Securities lawyer Patrick Burns spoke out publicly in an October interview with AdvisorOne saying that he wants to change the status quo in broker compensation. “Our clients who are investment advisors would like to see the playing field leveled in terms of disclosures,” Burns told AdvisorOne at the time.
Burns, based in Beverly Hills, Calif., told AdvisorOne in that interview that unlike brokers, his RIA clients must disclose all forms of direct and indirect compensation and conflicts of interest, including soft dollars and any additional benefits that an advisor gets for using a certain custodial platform.
“I think this proposal has some legs,” Burns (right) told AdvisorOne in a separate interview on Thursday. “There has been a lot of talk about FINRA harmonizing BD and RIA regulations, moving to a common fiduciary standard for RRs and IARs, etc.” The timing of the rule proposal, he added, is “very interesting.”

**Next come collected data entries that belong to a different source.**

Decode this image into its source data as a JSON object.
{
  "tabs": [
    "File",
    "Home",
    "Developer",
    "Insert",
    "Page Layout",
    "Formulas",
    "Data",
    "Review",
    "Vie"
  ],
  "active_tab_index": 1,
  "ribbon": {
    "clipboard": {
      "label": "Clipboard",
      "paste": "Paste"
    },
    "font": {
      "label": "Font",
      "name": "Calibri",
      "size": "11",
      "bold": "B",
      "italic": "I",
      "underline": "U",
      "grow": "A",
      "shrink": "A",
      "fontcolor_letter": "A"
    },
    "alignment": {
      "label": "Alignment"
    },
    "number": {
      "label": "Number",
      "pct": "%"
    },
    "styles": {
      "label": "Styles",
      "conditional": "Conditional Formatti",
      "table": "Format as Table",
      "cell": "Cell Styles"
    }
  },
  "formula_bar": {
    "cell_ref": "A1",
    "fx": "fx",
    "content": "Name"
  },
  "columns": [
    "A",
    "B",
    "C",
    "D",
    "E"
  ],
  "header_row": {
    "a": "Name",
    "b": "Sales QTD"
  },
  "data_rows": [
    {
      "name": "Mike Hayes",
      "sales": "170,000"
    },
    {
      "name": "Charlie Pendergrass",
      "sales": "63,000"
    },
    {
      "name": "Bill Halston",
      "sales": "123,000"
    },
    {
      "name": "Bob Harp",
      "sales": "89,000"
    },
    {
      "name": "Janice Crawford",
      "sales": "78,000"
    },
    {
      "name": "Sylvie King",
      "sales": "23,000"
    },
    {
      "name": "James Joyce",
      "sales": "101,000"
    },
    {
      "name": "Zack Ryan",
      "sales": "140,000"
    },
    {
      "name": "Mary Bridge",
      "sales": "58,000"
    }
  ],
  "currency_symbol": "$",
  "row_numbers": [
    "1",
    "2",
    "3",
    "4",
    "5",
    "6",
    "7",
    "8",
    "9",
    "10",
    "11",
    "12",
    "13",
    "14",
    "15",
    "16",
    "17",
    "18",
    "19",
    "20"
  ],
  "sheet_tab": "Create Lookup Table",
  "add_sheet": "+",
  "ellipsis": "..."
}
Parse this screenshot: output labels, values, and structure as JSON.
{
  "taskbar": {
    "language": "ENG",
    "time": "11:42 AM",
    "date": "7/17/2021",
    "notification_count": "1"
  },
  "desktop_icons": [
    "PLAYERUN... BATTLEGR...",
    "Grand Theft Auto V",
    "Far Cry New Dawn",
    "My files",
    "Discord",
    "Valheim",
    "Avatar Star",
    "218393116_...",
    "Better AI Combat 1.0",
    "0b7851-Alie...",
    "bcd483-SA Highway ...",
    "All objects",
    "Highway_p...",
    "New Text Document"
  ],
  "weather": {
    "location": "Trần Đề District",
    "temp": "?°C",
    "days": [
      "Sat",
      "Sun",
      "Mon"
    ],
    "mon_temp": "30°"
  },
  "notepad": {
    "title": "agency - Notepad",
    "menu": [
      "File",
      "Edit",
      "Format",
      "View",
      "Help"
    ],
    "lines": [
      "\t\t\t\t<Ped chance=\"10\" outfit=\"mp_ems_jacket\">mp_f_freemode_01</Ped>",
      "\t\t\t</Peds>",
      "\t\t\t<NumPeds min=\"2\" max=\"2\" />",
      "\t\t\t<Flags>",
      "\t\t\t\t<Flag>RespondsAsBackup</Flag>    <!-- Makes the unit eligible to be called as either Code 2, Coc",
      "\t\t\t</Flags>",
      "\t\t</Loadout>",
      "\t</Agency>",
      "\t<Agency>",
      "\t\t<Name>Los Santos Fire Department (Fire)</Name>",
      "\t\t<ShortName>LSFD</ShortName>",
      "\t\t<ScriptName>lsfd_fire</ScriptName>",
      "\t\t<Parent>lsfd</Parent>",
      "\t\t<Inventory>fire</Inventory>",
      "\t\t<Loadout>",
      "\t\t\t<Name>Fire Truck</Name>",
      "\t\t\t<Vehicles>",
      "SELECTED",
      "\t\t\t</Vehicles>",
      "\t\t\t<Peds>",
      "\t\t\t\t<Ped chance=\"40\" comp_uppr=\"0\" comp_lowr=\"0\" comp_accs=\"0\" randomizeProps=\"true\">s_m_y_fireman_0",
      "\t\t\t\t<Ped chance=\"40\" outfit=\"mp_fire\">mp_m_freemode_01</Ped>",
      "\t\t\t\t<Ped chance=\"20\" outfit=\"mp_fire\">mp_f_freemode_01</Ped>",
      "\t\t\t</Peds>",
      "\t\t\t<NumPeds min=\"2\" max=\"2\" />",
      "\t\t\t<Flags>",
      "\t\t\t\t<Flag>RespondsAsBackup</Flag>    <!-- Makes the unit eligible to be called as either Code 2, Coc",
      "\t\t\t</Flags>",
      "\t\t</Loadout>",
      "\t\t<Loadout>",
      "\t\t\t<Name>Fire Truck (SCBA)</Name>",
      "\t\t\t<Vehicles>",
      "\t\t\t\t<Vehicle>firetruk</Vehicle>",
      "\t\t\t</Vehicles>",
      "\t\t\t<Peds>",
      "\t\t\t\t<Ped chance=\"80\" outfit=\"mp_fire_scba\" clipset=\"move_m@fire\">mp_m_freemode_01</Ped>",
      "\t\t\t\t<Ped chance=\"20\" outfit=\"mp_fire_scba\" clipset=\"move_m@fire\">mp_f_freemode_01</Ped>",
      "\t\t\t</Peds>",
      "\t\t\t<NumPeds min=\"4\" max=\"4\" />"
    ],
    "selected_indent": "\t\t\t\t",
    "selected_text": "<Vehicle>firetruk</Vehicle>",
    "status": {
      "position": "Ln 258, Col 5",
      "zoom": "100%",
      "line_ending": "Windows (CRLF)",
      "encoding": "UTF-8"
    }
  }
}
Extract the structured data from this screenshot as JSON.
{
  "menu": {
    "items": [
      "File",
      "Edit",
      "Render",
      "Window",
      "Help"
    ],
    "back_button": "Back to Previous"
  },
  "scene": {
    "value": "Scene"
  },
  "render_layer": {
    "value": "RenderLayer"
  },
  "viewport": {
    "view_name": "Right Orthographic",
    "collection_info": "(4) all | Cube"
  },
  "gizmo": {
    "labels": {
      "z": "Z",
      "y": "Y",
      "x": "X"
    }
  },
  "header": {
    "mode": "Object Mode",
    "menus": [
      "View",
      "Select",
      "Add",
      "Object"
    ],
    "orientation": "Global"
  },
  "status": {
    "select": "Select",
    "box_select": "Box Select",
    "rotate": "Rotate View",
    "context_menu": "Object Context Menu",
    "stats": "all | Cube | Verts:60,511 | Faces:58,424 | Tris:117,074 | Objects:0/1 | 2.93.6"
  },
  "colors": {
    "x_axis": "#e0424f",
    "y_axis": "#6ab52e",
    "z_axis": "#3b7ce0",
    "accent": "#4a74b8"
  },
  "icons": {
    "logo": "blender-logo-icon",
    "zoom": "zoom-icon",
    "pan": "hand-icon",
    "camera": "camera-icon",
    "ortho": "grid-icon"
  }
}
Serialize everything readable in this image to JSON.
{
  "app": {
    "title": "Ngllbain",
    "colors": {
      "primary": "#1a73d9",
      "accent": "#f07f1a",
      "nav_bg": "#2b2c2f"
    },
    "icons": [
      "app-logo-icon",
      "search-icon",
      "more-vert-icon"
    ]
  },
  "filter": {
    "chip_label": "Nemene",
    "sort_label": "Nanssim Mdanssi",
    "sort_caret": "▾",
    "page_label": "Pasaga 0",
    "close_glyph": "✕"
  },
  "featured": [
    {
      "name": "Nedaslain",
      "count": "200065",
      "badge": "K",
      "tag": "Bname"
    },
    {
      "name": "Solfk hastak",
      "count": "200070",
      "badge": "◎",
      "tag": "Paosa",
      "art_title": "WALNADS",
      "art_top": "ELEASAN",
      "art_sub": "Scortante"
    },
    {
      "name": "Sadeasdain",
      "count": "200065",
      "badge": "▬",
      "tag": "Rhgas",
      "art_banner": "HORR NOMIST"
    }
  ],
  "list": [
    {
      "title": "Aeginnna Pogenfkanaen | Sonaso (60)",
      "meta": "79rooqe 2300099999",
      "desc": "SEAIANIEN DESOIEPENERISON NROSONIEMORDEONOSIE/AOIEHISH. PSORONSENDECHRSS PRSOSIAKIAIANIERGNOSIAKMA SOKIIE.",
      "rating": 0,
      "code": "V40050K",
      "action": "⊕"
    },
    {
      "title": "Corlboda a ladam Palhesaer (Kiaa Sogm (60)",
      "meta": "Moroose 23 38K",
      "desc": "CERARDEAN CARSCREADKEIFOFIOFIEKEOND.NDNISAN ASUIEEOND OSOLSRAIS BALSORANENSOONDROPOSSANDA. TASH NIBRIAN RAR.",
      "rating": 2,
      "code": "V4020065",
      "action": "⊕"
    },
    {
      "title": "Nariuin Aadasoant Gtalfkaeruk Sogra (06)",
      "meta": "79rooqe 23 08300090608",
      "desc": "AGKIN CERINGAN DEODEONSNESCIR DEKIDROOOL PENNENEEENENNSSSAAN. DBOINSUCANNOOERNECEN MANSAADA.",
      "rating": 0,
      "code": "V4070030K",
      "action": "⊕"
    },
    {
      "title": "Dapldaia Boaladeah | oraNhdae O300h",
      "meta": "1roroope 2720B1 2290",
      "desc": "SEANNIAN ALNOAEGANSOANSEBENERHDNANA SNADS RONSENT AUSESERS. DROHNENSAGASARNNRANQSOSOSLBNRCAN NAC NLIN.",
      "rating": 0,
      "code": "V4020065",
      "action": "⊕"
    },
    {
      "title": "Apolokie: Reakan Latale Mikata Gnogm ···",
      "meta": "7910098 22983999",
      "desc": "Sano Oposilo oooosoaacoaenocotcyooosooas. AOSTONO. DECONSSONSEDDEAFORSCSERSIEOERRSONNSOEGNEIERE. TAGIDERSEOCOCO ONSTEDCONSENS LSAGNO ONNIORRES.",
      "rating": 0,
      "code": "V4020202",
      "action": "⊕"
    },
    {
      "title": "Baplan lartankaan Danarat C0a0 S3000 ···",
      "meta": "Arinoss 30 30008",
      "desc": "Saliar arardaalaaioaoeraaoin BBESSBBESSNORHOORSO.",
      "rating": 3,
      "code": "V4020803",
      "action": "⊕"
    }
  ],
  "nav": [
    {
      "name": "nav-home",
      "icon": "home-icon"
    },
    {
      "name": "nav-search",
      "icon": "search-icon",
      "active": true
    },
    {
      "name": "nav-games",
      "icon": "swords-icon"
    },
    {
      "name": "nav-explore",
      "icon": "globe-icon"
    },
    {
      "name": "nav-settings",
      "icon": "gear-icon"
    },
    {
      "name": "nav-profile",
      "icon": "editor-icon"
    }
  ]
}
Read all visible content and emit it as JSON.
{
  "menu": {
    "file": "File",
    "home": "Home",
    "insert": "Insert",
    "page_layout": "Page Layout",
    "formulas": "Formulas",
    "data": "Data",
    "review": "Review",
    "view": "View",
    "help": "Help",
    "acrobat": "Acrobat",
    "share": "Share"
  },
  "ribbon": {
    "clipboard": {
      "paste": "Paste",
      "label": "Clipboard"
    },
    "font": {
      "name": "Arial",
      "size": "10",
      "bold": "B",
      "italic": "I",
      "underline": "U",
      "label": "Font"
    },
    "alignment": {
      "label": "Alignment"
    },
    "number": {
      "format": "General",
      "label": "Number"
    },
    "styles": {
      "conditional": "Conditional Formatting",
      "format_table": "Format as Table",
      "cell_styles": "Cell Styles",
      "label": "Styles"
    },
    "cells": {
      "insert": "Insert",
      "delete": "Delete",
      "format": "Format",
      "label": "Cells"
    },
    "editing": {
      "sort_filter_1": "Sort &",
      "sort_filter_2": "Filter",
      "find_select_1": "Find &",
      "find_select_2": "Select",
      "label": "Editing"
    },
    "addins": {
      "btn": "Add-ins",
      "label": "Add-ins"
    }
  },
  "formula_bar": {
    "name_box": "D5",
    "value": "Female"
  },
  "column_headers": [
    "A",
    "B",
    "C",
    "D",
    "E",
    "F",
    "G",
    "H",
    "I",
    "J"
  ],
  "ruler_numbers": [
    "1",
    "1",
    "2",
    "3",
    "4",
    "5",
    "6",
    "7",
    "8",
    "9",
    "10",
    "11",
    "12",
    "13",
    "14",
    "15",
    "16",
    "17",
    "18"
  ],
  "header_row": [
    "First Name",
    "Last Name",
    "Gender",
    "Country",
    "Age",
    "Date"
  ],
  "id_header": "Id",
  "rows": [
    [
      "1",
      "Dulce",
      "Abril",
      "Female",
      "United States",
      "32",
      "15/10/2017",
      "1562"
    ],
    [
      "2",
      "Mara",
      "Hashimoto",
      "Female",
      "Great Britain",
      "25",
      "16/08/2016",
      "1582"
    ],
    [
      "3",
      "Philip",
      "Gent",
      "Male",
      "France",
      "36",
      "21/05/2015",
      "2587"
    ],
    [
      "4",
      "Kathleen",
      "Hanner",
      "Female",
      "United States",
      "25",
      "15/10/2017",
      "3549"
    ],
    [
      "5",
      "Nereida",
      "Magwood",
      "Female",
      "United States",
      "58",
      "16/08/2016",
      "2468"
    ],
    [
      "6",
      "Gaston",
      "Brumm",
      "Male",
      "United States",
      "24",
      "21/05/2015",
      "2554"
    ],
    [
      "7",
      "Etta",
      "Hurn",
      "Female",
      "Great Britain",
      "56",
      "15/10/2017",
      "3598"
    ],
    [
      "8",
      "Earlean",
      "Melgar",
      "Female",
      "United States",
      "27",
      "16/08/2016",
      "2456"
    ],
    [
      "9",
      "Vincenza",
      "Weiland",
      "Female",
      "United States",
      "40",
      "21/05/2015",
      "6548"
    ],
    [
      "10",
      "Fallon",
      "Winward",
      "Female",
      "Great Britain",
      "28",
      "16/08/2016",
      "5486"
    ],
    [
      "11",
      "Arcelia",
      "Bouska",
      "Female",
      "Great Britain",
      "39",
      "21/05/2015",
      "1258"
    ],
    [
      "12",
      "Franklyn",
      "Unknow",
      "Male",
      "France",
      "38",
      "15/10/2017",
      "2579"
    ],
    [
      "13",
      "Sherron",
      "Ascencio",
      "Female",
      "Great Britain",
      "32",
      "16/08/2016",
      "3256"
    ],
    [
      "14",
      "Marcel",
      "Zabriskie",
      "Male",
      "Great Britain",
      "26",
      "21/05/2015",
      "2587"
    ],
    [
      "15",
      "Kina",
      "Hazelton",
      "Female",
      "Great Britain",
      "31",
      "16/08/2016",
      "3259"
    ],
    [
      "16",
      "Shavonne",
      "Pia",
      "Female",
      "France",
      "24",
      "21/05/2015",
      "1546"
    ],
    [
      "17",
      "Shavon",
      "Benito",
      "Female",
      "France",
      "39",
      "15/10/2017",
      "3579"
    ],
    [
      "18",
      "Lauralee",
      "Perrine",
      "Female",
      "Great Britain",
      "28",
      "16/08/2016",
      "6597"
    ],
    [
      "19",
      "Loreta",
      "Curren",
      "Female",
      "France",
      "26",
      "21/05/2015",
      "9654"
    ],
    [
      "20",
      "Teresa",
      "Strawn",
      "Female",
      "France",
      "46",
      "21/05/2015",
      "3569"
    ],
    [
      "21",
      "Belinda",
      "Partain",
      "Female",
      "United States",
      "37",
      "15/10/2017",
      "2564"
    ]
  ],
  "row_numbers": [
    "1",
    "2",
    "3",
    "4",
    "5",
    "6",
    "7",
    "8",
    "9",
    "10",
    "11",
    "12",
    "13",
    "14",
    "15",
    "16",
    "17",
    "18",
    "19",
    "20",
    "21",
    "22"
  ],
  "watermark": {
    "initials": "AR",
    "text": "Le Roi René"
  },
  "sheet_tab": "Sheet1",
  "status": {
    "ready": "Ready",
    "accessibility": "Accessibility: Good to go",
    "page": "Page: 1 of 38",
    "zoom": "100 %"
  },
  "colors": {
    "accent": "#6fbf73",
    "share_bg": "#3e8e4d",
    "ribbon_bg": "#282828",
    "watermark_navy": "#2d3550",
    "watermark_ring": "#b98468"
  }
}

The rule FINRA will consider in December would require “disclosure to transferring customers of recruitment compensation packages offered to induce registered representatives to move from one firm to another.”
Burns said a lot of his comments from the October AdvisorOne article on Broker Bonuses “ring true” for this current FINRA proposal. “Clients should receive full and fair disclosure about all direct and indirect costs of doing business with a brokerage firm, as well as conflicts (incentives to hit production targets, sell proprietary products, etc. needed to have their bonuses forgiven).”